Methods: The PREV-DEMALS study is a prospective study including 22 C9orf72 patients, 45 presymptomatic C9orf72 mutation carriers and 43 controls. We assessed the expression levels of 2576 miRNAs, among which 589 were above noise level, in plasma samples of all participants using RNA sequencing. The expression levels of the differentially expressed miRNAs between patients, presymptomatic carriers and controls were further used to build logistic regression classifiers.
Results: Four miRNAs were differentially expressed between patients and controls: miR-34a-5p and miR-345-5p were overexpressed, while miR-200c-3p and miR-10a-3p were underexpressed in patients. MiR-34a-5p was also overexpressed in presymptomatic carriers compared with healthy controls, suggesting that miR-34a-5p expression is deregulated in cases with C9orf72 mutation. Moreover, miR-345-5p was also overexpressed in patients compared with presymptomatic carriers, which supports the correlation of miR-345-5p expression with the progression of C9orf72-associated disease. Together, miR-200c-3p and miR-10a-3p underexpression might be associated with full-blown disease. Four presymptomatic subjects in transitional/prodromal stage, close to the disease conversion, exhibited a stronger similarity with the expression levels of patients.

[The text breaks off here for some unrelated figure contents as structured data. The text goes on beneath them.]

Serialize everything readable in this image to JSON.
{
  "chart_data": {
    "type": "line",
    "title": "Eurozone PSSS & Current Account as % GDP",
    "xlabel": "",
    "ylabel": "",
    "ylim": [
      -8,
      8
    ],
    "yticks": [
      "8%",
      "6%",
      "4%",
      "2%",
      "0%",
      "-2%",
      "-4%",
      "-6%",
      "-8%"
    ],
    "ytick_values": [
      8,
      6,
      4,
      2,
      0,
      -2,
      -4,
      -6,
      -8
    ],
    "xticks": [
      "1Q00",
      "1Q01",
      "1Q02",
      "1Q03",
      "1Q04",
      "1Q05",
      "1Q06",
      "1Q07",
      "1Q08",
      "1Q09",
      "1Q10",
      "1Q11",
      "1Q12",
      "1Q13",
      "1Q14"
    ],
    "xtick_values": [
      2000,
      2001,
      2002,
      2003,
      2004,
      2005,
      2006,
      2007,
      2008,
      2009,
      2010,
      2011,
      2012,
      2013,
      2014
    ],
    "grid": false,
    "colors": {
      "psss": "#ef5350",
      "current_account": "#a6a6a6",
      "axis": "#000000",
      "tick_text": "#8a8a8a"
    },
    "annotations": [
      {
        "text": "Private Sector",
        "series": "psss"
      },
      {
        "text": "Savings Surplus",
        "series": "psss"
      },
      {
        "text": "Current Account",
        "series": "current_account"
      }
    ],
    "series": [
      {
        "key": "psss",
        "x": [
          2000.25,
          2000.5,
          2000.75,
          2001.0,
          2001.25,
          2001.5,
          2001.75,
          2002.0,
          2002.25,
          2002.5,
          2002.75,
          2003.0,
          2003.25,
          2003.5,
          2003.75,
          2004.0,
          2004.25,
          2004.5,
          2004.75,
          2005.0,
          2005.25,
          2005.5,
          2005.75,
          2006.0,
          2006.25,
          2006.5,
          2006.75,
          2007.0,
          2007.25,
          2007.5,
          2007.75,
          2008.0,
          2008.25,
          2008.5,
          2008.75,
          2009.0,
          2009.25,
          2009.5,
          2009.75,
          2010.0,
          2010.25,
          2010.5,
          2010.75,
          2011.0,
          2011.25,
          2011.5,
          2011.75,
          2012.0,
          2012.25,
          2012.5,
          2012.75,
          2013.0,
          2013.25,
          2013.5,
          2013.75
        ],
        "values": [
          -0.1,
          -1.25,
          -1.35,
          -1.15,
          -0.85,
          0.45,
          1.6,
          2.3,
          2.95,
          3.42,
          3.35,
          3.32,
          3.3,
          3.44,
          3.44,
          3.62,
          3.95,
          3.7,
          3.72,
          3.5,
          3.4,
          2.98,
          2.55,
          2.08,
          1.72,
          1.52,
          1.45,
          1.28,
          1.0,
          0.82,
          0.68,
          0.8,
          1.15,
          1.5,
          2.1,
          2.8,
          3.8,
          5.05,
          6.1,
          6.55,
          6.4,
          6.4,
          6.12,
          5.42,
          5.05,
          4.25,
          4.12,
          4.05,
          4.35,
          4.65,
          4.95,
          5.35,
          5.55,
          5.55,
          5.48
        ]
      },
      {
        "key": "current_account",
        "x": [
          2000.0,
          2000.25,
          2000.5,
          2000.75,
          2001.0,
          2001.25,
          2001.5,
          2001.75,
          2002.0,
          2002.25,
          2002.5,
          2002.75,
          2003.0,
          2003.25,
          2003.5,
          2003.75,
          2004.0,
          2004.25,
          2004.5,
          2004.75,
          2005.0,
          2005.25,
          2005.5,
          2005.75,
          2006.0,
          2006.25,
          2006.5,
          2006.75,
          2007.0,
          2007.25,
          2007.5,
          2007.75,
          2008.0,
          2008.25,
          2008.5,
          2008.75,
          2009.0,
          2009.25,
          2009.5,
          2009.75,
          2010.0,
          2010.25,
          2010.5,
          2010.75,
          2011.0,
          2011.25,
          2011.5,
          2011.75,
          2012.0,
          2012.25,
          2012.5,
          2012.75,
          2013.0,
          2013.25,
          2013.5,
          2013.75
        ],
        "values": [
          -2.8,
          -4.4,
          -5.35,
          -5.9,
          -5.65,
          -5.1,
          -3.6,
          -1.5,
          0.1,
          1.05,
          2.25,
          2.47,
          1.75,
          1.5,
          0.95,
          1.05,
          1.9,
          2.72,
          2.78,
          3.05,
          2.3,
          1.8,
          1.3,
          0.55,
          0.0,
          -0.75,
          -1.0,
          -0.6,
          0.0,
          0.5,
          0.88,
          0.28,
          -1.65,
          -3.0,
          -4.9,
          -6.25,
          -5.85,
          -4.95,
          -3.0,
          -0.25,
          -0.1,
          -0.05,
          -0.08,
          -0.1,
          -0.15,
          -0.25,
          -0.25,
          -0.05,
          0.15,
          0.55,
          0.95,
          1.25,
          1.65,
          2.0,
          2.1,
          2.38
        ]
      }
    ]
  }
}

Conclusions: We identified a signature of four miRNAs differentially expressed in plasma between clinical conditions that have potential to represent progression biomarkers for C9orf72-associated frontotemporal dementia and amyotrophic lateral sclerosis. This study suggests that dysregulation of miRNAs is dynamically altered throughout neurodegenerative diseases progression, and can be detectable even long before clinical onset.